Urgent action is required to tackle the backlog in cancer treatment to prevent a second “devastating” health crisis post-Covid-19, says an open letter — signed by almost 70 MPs, heads of medical colleges and leading oncologists — addressed to prime minister Boris Johnson.
Calling for an immediate action plan, the chairs of all-party parliamentary groups (APPG), former cabinet ministers and a former cancer minister along with medical experts have urged the government to deliver a new “radical” national plan to tackle the cancer backlog or risk “tens of thousands of needless cancer deaths”.
The letter calls on the prime minister to consider the seven recommendations put forward by the cancer community and cross-party MPs in its recent report, which include delivering an action plan, investment in equipment and technology including £325 million in diagnostic infrastructure, and sweeping away bureaucracy that restricts cancer care capacity, among others.
Highlighting that there is a “considerable frustration” in the cancer community, the recommendations also include appointing a minister to lead a radical national recovery plan supported by an independent expert advisory group.
The report also mentions that the UK has the worst cancer survival rates among high-income countries due to persistent underinvestment and bureaucratic blocks.
Outlining the recommendations at an online cancer summit, APPG for Radiotherapy chair Tim Farron MP said the “frightening” cancer backlog is a preventable national crisis “but that can only happen if ministers are willing to accept there is a crisis, deliver vital investment in cancer services, and act quickly”.
Professor Pat Price, a leading oncologist, said that the entire cancer pathway needs urgent restoration throughout the country.

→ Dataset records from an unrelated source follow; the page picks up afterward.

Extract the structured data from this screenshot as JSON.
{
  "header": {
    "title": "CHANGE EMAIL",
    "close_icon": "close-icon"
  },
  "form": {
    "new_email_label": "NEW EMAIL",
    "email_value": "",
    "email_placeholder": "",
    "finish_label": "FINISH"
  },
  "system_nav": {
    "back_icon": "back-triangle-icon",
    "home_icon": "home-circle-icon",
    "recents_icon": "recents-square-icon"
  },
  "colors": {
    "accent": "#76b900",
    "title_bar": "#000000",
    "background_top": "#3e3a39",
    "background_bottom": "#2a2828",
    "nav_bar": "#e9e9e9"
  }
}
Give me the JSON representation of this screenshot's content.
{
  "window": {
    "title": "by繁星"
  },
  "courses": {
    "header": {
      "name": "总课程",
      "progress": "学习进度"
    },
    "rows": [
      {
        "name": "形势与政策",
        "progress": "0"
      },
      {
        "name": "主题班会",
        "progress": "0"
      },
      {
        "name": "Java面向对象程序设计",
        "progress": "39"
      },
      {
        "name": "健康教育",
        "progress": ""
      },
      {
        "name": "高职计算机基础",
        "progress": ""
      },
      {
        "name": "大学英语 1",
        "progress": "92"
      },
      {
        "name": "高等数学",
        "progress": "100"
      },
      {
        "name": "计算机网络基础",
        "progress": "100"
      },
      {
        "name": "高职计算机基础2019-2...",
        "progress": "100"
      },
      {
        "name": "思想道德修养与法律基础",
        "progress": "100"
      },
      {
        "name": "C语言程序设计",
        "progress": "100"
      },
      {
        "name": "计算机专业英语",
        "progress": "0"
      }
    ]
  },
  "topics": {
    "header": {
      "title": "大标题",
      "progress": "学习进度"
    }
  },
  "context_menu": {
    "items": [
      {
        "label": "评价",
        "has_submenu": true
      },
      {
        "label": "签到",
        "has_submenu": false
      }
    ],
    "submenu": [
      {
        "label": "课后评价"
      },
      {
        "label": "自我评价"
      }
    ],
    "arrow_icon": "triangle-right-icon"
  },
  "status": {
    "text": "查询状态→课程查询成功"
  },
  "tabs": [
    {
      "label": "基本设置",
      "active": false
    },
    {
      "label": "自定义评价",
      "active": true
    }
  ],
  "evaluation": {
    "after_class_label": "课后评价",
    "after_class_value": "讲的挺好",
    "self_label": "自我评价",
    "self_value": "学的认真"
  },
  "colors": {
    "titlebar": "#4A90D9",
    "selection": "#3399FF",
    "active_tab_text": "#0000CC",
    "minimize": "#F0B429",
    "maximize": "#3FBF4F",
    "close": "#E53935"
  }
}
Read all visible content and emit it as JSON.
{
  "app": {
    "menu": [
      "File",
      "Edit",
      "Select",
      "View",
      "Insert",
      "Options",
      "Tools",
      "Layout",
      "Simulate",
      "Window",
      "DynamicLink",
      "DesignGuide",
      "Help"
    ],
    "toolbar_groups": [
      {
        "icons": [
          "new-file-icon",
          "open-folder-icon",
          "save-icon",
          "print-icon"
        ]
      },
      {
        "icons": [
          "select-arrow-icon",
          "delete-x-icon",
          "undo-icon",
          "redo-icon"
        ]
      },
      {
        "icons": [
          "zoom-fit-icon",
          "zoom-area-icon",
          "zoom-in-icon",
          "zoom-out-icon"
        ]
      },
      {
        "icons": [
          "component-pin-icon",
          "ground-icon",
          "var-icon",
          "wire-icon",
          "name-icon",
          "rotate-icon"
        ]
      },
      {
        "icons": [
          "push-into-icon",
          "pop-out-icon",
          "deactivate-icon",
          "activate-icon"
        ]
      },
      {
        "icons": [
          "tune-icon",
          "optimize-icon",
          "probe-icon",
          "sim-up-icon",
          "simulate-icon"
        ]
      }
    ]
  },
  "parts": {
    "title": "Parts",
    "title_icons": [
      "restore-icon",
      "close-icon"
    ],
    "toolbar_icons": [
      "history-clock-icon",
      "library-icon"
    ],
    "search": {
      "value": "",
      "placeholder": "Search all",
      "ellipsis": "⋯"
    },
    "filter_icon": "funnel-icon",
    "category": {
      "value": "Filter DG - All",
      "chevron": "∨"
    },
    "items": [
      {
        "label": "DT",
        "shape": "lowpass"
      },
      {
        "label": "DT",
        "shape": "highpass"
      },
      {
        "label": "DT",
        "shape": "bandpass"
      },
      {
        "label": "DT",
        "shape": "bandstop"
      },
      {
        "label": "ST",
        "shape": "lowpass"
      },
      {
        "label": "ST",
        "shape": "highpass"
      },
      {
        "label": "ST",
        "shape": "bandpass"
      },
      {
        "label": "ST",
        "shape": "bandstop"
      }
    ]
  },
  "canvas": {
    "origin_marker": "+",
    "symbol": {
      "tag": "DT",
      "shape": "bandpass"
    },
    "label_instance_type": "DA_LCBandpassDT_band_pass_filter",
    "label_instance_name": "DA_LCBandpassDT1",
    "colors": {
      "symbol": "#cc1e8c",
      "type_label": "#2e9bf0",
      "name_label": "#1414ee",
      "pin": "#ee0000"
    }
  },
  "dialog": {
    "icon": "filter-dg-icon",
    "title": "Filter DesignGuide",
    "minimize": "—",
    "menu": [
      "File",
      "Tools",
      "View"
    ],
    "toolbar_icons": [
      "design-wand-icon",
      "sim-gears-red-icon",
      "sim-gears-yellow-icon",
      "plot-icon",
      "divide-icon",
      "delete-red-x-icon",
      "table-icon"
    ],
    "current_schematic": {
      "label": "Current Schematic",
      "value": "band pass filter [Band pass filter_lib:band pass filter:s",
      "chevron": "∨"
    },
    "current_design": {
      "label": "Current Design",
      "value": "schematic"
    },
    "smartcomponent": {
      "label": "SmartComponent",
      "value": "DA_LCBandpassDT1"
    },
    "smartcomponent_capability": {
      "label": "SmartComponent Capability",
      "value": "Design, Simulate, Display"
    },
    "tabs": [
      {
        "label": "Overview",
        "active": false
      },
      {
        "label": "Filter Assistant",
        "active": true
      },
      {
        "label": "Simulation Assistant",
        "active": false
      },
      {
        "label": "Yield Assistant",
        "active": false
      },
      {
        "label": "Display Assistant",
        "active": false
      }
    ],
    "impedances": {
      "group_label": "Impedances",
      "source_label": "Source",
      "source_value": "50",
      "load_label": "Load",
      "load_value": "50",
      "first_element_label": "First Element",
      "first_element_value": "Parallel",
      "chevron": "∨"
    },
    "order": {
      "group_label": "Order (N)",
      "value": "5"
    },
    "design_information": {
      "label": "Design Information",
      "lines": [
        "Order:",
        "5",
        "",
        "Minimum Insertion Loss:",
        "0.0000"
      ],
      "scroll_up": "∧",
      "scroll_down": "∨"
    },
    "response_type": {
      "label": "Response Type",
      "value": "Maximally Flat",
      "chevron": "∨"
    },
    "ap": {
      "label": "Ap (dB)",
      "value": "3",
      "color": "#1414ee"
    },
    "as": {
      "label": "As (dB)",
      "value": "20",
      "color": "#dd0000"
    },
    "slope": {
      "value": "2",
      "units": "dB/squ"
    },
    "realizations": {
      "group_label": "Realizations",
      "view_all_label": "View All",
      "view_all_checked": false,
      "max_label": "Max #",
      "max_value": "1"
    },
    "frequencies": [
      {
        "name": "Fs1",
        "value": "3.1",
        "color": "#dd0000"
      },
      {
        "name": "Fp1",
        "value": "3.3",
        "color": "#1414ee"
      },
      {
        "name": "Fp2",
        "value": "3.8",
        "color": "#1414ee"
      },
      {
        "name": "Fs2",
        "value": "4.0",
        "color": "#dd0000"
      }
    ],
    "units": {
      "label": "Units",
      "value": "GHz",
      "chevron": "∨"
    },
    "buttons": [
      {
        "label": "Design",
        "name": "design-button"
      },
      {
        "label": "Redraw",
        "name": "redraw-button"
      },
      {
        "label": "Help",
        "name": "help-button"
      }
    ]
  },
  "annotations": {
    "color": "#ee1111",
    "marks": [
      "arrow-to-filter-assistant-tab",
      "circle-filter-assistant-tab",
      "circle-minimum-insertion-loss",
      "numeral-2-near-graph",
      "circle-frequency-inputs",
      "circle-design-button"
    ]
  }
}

“The prime minister has shown what can be done with the vaccine programme. Now, it’s a national imperative that he works with us to do the same for cancer.”
The open letter comes days after NHS England released the latest set of monthly performance figures on Thursday (June 10) which showed that the number of people waiting for hospital treatment in England has exceeded five million for the first time.
Meanwhile, cancer charities said it could take months even at increased capacity to catch up, and warned that the UK is facing the prospect of cancer survival going backwards for the first time in decades.